- Come sappiamo la coltivazione del pomodoro è una grande risorsa per l’economia italiana.
- L’Italia, infatti, è il secondo produttore al mondo di pomodori, dopo gli Stati Uniti e prima della Cina.
- Il comparto “pomodoro” italiano ha fatturato, nel 2016, più di 3 miliardi di euro.
- A fronte di questi dati positivi è noto che la coltivazione e la raccolta dei pomodori usa soprattutto lavoratori extra-comunitari che lavorano in condizioni simili alla schiavitù.
- Nel quadrato dell’“oro rosso”, tra Foggia, Taranto, Lecce e Brindisi, la coltivazione del pomodoro è in mano di pochi latifondisti, che come è ovvio dettano legge.
- Qui, ma anche in Campania, Basilicata, Sicilia ogni estate arrivano migliaia di stranieri da tutta Italia per raccogliere pomodori.
- Vivono nei cosiddetti “ghetti” dove la casa è un container sovraffollato e dove non c’è acqua.
- Questi lavoratori guadagnano circa 2 euro l’ora; talvolta è previsto anche il lavoro a cottimo che rende 3 euro per ogni cassone di pomodori raccolti.
- Un cassone contiene 3 quintali di pomodori.
- La giornata di lavoro dura dalle 12 alle 16 ore.
- È accaduto più di una volta che lavoratori extra-comunitari o italiani siano morti durante il lavoro, stroncati dal caldo e dalla fatica.
- Osservatorio Migranti Basilicata è un’associazione impegnata a studiare, comprendere e gestire il flusso di migranti in Italia.
- Diritti al Sud è un’associazione che vuole trasformare il Sud del mondo in un luogo di accoglienza, di opportunità, legalità.
- Solidariaè un’associazione che nasce a Bari nel 2014 per avviare il progetto Netzanet.
- Il progetto Netzanet vuole sperimentare un’intera filiera produttiva per salsa di pomodoro ed altre produzioni a sfruttamento zero.
- Netzanet, è bene saperlo, significa libertà in lingua tigri (una lingua parlata dal popolo tigri presente soprattutto in Eritrea e nel nord dell’Etiopia),
- Queste tre realtà hanno unito le forze per dare vita a un progetto coraggioso: produrre una salsa di pomodoro che non sfrutti i lavoratori trasformandoli in schiavi e che non sfrutti e rovini la terra con l’uso di pesticidi e altri veleni.
- Il progetto è nato per produrre una salsa dal nome programmatico: “Sfrutta Zero”.
- I soci del progetto coltivano i pomodori con tecniche biologiche, poi trasformano i pomodori in salsa e infine certificano che durante la filiera non vi è stato alcuno sfruttamento.
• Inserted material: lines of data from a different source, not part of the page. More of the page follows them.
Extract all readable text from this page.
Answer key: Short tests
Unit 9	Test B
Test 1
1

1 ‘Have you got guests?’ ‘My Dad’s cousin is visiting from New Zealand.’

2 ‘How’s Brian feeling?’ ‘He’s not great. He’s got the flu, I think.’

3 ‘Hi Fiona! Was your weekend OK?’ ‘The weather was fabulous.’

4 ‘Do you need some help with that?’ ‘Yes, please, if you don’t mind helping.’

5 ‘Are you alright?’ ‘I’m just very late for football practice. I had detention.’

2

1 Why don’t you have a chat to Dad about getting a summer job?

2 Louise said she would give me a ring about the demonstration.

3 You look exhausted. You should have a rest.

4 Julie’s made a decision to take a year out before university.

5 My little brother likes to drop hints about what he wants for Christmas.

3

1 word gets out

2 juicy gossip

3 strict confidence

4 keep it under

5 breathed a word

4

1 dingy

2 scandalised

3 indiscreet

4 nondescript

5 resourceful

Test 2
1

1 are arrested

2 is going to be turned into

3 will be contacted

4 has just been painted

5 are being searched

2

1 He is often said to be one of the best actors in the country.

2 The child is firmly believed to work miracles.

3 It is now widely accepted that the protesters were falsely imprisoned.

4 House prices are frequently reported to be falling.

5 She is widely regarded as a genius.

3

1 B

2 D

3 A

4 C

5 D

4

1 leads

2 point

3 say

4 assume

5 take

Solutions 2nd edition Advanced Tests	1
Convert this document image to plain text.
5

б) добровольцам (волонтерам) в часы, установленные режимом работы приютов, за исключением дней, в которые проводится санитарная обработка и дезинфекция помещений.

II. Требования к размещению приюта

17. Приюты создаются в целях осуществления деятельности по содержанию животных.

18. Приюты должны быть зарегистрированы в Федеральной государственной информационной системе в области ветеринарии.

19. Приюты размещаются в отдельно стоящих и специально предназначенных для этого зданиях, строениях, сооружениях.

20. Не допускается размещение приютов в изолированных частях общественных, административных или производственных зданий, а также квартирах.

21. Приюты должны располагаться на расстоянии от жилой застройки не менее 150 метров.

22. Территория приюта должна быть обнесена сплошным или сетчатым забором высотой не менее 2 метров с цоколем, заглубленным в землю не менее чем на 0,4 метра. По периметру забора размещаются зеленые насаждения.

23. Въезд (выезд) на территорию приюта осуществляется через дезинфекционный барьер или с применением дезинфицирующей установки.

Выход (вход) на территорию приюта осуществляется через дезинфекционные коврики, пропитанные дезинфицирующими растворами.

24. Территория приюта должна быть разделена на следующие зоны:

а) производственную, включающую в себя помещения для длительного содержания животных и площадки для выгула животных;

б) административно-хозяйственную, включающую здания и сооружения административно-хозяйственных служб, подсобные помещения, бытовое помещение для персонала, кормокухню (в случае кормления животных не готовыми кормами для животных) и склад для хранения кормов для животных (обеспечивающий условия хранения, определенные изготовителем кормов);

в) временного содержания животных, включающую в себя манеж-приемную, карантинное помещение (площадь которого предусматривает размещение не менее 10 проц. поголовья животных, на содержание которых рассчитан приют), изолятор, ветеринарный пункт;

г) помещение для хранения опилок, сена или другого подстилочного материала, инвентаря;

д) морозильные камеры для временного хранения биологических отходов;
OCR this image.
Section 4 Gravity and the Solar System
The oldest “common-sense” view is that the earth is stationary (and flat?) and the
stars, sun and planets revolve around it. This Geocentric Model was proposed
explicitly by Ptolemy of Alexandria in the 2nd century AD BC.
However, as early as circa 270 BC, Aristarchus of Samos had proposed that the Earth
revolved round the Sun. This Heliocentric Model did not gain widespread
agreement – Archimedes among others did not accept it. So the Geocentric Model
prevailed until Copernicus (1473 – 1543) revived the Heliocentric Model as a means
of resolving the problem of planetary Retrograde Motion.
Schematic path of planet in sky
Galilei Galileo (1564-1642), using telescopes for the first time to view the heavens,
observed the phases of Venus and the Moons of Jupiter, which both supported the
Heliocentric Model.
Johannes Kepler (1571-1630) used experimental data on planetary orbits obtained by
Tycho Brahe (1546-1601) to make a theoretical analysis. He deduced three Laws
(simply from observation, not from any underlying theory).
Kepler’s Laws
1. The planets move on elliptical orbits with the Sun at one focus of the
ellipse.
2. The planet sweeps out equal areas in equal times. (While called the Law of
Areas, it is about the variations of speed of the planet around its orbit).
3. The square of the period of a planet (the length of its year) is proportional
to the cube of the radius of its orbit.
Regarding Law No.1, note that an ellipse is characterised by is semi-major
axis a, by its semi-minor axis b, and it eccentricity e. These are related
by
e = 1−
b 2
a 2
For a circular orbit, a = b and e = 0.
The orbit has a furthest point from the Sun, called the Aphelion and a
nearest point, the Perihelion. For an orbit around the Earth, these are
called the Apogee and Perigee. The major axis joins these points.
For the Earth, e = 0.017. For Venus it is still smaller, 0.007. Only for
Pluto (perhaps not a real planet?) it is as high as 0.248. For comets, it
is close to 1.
- I lavoratori della cooperativa sono contadini, giovani italiani senza lavoro, precari, migranti.
- L’età media di chi partecipa al progetto è 30 anni, ma ci sono anche persone più anziane come Claudio, contadino da sempre, che è la guida del gruppo.
- Chi ha lavorato al progetto ha ricevuto la paga sindacale: 7 euro l’ora.
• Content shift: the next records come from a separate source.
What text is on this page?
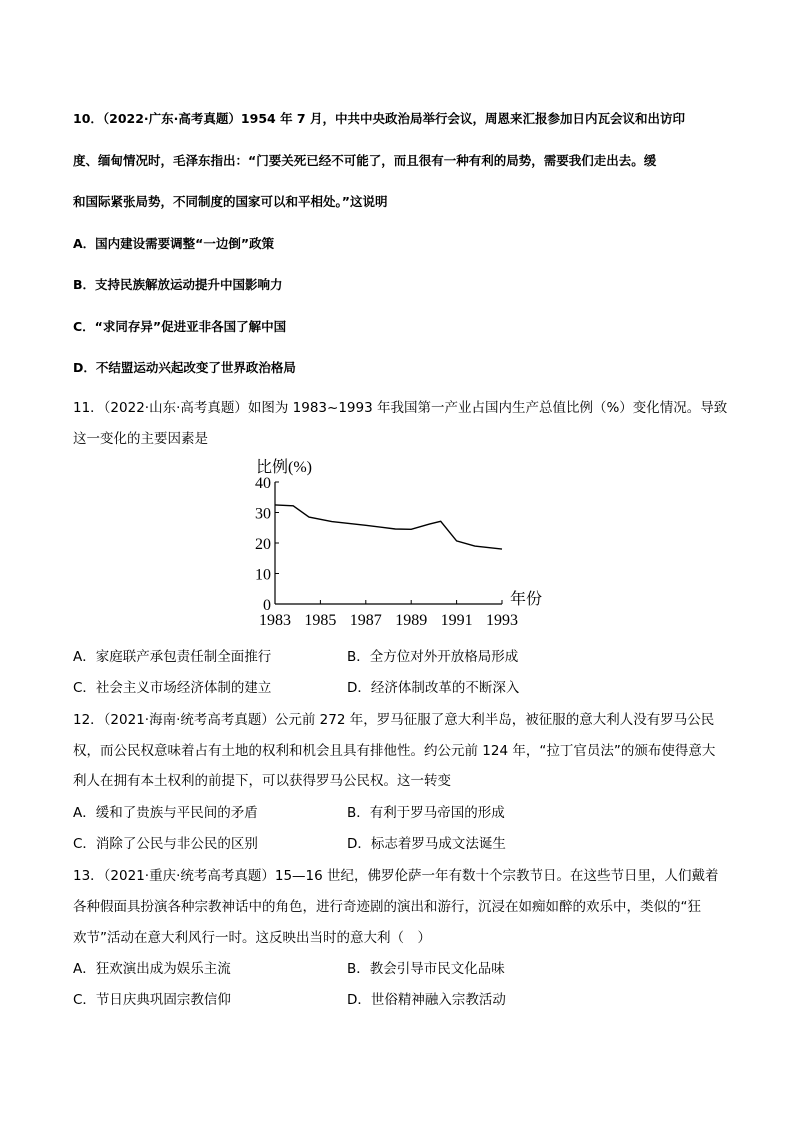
10．（2022·广东·高考真题）1954 年 7 月，中共中央政治局举行会议，周恩来汇报参加日内瓦会议和出访印
度、缅甸情况时，毛泽东指出：“门要关死已经不可能了，而且很有一种有利的局势，需要我们走出去。缓
和国际紧张局势，不同制度的国家可以和平相处。”这说明
A．国内建设需要调整“一边倒”政策
B．支持民族解放运动提升中国影响力
C．“求同存异”促进亚非各国了解中国
D．不结盟运动兴起改变了世界政治格局
11．（2022·山东·高考真题）如图为 1983~1993 年我国第一产业占国内生产总值比例（%）变化情况。导致
这一变化的主要因素是
比例(%)
0
10
20
30
40
1983 1985 1987 1989 1991 1993
年份
A．家庭联产承包责任制全面推行	B．全方位对外开放格局形成
C．社会主义市场经济体制的建立	D．经济体制改革的不断深入
12．（2021·海南·统考高考真题）公元前 272 年，罗马征服了意大利半岛，被征服的意大利人没有罗马公民
权，而公民权意味着占有土地的权利和机会且具有排他性。约公元前 124 年，“拉丁官员法”的颁布使得意大
利人在拥有本土权利的前提下，可以获得罗马公民权。这一转变
A．缓和了贵族与平民间的矛盾	B．有利于罗马帝国的形成
C．消除了公民与非公民的区别	D．标志着罗马成文法诞生
13．（2021·重庆·统考高考真题）15—16 世纪，佛罗伦萨一年有数十个宗教节日。在这些节日里，人们戴着
各种假面具扮演各种宗教神话中的角色，进行奇迹剧的演出和游行，沉浸在如痴如醉的欢乐中，类似的“狂
欢节”活动在意大利风行一时。这反映出当时的意大利（　）
A．狂欢演出成为娱乐主流	B．教会引导市民文化品味
C．节日庆典巩固宗教信仰	D．世俗精神融入宗教活动
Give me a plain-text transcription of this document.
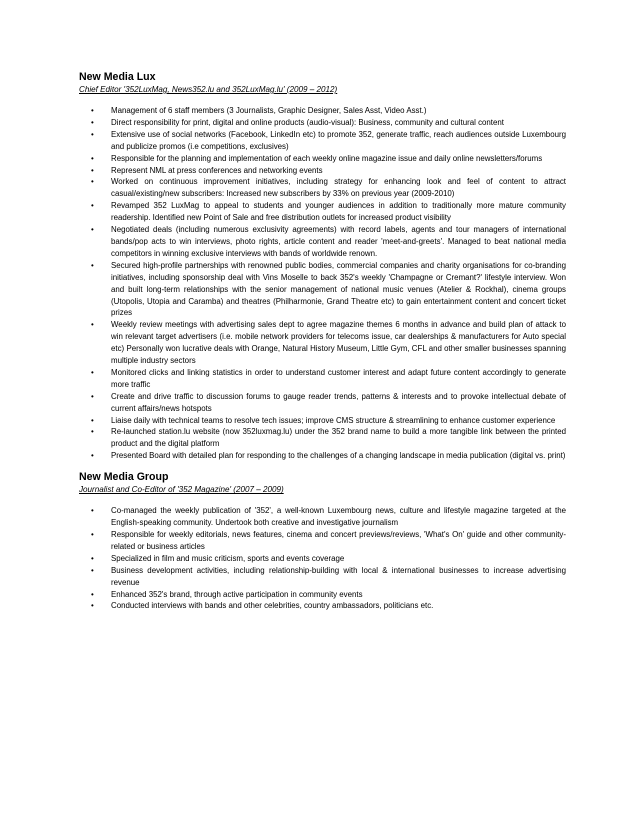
New Media Lux

Chief Editor '352LuxMag, News352.lu and 352LuxMag.lu' (2009 – 2012)

• Management of 6 staff members (3 Journalists, Graphic Designer, Sales Asst, Video Asst.)
• Direct responsibility for print, digital and online products (audio-visual): Business, community and cultural content
• Extensive use of social networks (Facebook, LinkedIn etc) to promote 352, generate traffic, reach audiences outside Luxembourg and publicize promos (i.e competitions, exclusives)
• Responsible for the planning and implementation of each weekly online magazine issue and daily online newsletters/forums
• Represent NML at press conferences and networking events
• Worked on continuous improvement initiatives, including strategy for enhancing look and feel of content to attract casual/existing/new subscribers: Increased new subscribers by 33% on previous year (2009-2010)
• Revamped 352 LuxMag to appeal to students and younger audiences in addition to traditionally more mature community readership. Identified new Point of Sale and free distribution outlets for increased product visibility
• Negotiated deals (including numerous exclusivity agreements) with record labels, agents and tour managers of international bands/pop acts to win interviews, photo rights, article content and reader 'meet-and-greets'. Managed to beat national media competitors in winning exclusive interviews with bands of worldwide renown.
• Secured high-profile partnerships with renowned public bodies, commercial companies and charity organisations for co-branding initiatives, including sponsorship deal with Vins Moselle to back 352's weekly 'Champagne or Cremant?' lifestyle interview. Won and built long-term relationships with the senior management of national music venues (Atelier & Rockhal), cinema groups (Utopolis, Utopia and Caramba) and theatres (Philharmonie, Grand Theatre etc) to gain entertainment content and concert ticket prizes
• Weekly review meetings with advertising sales dept to agree magazine themes 6 months in advance and build plan of attack to win relevant target advertisers (i.e. mobile network providers for telecoms issue, car dealerships & manufacturers for Auto special etc) Personally won lucrative deals with Orange, Natural History Museum, Little Gym, CFL and other smaller businesses spanning multiple industry sectors
• Monitored clicks and linking statistics in order to understand customer interest and adapt future content accordingly to generate more traffic
• Create and drive traffic to discussion forums to gauge reader trends, patterns & interests and to provoke intellectual debate of current affairs/news hotspots
• Liaise daily with technical teams to resolve tech issues; improve CMS structure & streamlining to enhance customer experience
• Re-launched station.lu website (now 352luxmag.lu) under the 352 brand name to build a more tangible link between the printed product and the digital platform
• Presented Board with detailed plan for responding to the challenges of a changing landscape in media publication (digital vs. print)

New Media Group

Journalist and Co-Editor of '352 Magazine' (2007 – 2009)

• Co-managed the weekly publication of '352', a well-known Luxembourg news, culture and lifestyle magazine targeted at the English-speaking community. Undertook both creative and investigative journalism
• Responsible for weekly editorials, news features, cinema and concert previews/reviews, 'What's On' guide and other community-related or business articles
• Specialized in film and music criticism, sports and events coverage
• Business development activities, including relationship-building with local & international businesses to increase advertising revenue
• Enhanced 352's brand, through active participation in community events
• Conducted interviews with bands and other celebrities, country ambassadors, politicians etc.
- I lavoratori più in difficoltà sono stati pagati per primi; chi aveva anche altre entrate, sulla base di una filosofia solidale, si è messo in coda.
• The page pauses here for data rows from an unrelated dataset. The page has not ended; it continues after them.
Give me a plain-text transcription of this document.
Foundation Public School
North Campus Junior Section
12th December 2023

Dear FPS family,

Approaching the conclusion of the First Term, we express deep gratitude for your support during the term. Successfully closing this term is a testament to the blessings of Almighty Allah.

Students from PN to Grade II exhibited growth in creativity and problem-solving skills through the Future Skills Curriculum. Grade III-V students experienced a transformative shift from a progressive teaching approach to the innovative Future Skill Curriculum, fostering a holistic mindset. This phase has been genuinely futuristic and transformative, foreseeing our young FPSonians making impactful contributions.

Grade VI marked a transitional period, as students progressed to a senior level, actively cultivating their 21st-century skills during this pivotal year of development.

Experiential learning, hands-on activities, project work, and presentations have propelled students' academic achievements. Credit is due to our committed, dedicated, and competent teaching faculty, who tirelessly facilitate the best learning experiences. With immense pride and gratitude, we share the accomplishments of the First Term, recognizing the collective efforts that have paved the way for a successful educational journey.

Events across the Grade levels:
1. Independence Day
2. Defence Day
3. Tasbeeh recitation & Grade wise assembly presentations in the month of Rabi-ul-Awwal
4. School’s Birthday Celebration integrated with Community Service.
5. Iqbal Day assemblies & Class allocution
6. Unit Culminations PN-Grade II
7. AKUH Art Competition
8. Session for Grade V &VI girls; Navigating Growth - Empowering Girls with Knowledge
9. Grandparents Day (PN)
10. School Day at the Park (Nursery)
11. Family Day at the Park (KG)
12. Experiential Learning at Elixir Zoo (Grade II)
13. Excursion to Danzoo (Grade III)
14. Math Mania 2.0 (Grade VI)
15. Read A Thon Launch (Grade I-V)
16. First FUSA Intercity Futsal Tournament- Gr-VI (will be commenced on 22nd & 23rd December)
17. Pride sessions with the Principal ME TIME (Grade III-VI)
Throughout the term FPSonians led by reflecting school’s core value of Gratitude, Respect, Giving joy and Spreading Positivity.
- Una parte dei guadagni della salsa sono destinati a una cassa di mutuo soccorso per soddisfare l’esigenza dell’alloggio e del cibo.
- Quando è possibile la salsa è imbottigliata in bottiglie riciclate e sterilizzate.
- Anche la distribuzione del prodotto non segue le vie tradizionale.
- Sfrutta Zero è distribuito attraverso i GAS (Gruppi di Acquisto Solidale), i mercatini, e la rete di Genuino Clandestino.
- Genuino Clandestino si definisce un movimento che vuole “difendere la piccola agricoltura contadina nelle campagne creando una relazione diretta tra chi produce e chi consuma”.
- Il primo anno Sfrutta Zero ha prodotto 2 mila 5oo bottiglie di salsa.
- Nel 2015 ne ha prodotte 15 mila.
- Sfrutta Zero intende proseguire il suo cammino.